Кобыло прикинул: семье, Настасье Ивановне, повитухе вполне хватит хлеба до следующего года. Он с неохотой засеял небольшую полоску яровой пшеницей, хотя и с запозданием, остальное на всякий случай засеял овсом, не удержавшись. Всё это на скорую руку, без того старания, уже как бы и не чувствуя, что делает для себя. Кобыло отметил, как на некоторых полях будто сеют чужие люди, не хозяева, за что он прежде всегда проклинал безмозглых, ничего не понимающих, безвольных людей. Когда однажды на закате дня он заметил деловито вышагивающего большого скворца с быстроглазой головкой, со сноровистым чистым помыслом копавшегося в чернозёме, он понял, что скворец – то душа его. И слёзы душили.

Никто не трогал Ивана. Один раз он видел, как Петухов на сером в яблоках худом жеребце метнулся намётом по просёлку, глянул на его сторожку и исчез, но утром нашёл на месте сторожки кучу тёплой ещё золы. Обгорел и бок его любимой берёзы. Кобыло часто прикидывал: «Будет жива берёза, буду жив и я». Когда созрел урожай, он впервые подумал, что смысла жить дальше так, в муках, нет. Но его никто пока не тревожил, и как-то даже пришла в голову мысль, что, возможно, и пронесёт. Дарья с ним полностью соглашалась.

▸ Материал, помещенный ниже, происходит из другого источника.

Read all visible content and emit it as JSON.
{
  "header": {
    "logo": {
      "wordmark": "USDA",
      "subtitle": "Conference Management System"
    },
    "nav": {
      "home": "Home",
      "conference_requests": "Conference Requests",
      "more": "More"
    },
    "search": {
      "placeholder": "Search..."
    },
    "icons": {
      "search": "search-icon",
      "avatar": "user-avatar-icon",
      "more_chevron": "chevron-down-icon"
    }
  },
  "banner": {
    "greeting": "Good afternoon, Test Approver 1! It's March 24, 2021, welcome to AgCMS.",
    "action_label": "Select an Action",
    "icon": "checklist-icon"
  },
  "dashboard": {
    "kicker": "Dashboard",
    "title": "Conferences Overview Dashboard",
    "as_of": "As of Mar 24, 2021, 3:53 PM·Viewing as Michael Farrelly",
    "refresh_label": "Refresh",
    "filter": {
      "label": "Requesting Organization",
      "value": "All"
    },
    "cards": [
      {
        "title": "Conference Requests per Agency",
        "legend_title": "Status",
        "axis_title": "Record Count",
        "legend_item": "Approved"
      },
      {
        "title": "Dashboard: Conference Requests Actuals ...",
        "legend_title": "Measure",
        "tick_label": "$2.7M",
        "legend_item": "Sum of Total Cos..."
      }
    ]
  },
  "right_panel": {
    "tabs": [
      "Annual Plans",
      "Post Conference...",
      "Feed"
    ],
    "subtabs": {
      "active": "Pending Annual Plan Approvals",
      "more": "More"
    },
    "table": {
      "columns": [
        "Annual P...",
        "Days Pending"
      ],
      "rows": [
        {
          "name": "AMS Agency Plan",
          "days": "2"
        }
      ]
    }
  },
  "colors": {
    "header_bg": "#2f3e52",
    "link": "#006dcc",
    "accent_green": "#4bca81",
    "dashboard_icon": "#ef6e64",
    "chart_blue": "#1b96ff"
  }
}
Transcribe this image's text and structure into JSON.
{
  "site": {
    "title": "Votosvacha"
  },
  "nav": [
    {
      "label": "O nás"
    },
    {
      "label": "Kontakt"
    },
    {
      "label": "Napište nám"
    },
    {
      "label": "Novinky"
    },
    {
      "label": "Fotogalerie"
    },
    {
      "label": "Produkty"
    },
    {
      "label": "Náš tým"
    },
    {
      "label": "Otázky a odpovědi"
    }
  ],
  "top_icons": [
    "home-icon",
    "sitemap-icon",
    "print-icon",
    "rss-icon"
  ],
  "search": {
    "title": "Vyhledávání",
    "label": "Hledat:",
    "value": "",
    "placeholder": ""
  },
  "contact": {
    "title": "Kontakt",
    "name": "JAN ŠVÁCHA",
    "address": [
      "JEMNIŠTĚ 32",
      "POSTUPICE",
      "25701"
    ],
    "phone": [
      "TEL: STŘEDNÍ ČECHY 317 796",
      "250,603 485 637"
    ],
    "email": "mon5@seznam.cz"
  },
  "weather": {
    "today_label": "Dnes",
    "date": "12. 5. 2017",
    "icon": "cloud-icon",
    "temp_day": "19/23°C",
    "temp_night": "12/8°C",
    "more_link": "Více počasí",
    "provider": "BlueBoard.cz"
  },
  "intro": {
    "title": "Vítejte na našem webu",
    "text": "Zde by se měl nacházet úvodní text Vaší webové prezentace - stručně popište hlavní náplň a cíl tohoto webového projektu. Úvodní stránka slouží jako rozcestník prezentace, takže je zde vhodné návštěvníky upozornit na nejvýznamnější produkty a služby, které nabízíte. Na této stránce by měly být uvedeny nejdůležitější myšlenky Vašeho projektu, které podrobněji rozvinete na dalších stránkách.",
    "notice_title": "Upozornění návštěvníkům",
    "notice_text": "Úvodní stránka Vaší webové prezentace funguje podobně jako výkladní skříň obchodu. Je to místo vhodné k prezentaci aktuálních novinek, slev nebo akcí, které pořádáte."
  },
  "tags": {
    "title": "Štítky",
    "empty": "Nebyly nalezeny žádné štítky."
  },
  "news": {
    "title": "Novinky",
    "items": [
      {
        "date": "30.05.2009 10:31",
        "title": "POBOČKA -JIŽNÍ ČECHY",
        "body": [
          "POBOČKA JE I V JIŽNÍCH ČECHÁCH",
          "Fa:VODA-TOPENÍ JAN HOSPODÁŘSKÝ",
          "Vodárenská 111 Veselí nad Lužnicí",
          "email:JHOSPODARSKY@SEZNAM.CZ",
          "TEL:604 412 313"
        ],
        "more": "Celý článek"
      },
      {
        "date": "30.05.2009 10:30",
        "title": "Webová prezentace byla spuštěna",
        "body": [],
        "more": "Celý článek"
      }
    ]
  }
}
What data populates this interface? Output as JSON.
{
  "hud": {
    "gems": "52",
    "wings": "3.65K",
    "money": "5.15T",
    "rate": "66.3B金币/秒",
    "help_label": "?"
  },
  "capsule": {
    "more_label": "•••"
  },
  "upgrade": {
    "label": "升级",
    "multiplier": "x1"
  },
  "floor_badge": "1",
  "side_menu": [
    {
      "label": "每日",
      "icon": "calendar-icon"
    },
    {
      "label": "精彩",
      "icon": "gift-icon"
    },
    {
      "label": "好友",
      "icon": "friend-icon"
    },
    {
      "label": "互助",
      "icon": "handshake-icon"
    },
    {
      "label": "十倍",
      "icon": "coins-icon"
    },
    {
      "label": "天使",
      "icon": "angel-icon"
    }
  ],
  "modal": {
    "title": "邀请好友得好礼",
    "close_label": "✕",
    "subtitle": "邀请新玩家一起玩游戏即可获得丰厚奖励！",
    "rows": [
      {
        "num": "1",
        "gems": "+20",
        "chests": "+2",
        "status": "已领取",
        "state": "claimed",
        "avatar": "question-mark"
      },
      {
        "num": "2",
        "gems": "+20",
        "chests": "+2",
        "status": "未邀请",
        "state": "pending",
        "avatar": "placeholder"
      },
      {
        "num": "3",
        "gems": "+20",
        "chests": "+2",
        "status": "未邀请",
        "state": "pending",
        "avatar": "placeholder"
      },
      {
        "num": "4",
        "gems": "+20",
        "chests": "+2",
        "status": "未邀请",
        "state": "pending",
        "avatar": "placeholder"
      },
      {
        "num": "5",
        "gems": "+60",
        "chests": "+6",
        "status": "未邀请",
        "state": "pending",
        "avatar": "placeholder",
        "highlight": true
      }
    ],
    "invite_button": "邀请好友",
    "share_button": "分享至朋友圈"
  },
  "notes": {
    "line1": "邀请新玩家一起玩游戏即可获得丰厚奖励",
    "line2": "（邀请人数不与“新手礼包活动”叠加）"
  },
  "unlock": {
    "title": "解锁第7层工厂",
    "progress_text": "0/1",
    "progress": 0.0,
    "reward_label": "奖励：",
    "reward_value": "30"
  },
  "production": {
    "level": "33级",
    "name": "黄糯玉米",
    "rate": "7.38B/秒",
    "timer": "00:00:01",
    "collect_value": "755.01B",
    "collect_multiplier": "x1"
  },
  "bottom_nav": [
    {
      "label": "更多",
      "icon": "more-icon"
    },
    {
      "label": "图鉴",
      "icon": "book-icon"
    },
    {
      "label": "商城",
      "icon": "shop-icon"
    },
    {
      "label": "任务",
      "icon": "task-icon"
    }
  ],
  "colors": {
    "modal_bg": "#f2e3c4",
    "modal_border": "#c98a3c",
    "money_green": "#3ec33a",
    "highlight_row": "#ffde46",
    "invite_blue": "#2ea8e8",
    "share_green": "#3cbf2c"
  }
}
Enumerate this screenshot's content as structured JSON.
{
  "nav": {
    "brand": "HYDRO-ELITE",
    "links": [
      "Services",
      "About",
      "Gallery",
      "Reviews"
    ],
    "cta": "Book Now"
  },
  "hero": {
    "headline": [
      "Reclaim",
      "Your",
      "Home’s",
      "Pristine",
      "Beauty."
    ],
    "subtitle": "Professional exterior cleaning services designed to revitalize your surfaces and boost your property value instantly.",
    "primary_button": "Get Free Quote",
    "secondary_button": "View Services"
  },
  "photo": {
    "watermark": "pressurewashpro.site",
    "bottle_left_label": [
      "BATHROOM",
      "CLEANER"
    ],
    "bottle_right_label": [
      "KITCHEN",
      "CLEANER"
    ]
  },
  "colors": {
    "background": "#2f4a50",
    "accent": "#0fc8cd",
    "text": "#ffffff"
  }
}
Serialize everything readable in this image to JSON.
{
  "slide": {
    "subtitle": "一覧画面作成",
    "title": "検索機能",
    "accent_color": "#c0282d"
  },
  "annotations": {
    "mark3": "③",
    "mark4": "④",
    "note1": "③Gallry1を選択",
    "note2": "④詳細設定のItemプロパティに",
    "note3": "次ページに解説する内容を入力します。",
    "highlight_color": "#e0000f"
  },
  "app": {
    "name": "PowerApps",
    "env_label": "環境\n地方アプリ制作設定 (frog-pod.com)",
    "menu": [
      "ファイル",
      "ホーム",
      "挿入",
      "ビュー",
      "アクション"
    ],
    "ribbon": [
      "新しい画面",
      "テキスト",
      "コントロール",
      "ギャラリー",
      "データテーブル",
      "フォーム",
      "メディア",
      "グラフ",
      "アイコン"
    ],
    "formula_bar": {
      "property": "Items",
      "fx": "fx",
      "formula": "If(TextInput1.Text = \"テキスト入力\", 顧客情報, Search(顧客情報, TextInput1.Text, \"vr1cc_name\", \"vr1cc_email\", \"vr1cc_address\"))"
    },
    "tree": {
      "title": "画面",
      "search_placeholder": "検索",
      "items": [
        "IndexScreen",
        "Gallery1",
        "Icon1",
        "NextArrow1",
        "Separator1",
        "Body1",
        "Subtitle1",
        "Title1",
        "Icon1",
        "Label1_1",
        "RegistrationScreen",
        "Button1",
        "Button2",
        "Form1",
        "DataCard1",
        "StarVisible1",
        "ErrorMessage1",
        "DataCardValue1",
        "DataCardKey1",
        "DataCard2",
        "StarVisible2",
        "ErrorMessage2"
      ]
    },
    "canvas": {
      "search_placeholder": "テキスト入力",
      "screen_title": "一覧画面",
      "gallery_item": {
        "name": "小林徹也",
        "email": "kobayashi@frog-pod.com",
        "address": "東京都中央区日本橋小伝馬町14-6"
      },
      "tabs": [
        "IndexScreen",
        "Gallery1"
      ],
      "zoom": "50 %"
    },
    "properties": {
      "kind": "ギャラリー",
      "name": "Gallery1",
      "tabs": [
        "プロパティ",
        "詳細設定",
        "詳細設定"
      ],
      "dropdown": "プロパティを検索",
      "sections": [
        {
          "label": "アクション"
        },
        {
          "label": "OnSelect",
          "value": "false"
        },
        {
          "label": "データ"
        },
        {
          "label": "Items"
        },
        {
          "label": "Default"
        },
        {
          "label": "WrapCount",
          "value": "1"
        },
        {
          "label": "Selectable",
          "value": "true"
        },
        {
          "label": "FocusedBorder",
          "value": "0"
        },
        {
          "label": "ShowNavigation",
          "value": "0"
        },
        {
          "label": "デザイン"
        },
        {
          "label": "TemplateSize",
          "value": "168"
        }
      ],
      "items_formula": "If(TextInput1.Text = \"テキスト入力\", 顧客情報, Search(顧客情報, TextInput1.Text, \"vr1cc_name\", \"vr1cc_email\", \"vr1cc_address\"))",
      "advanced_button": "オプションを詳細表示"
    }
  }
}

Но однажды утром возле скирды они обнаружили скончавшегося в страшных судорогах отравленного Полкана. Вымученные его серые, всегда красивые глаза сохранили ещё следы страданий. А на следующее утро у них пала корова. И с этих пор муж с ружьём в руках дежурил на чердаке у слухового окна. Иван догадывался, чьих рук это дело, но молчал, у него не имелось доказательств, кроме предположений. Видел и Ковчегов, как Кобыло прохаживался с ружьём по двору, часто с враждебностью взглядывая в его сторону.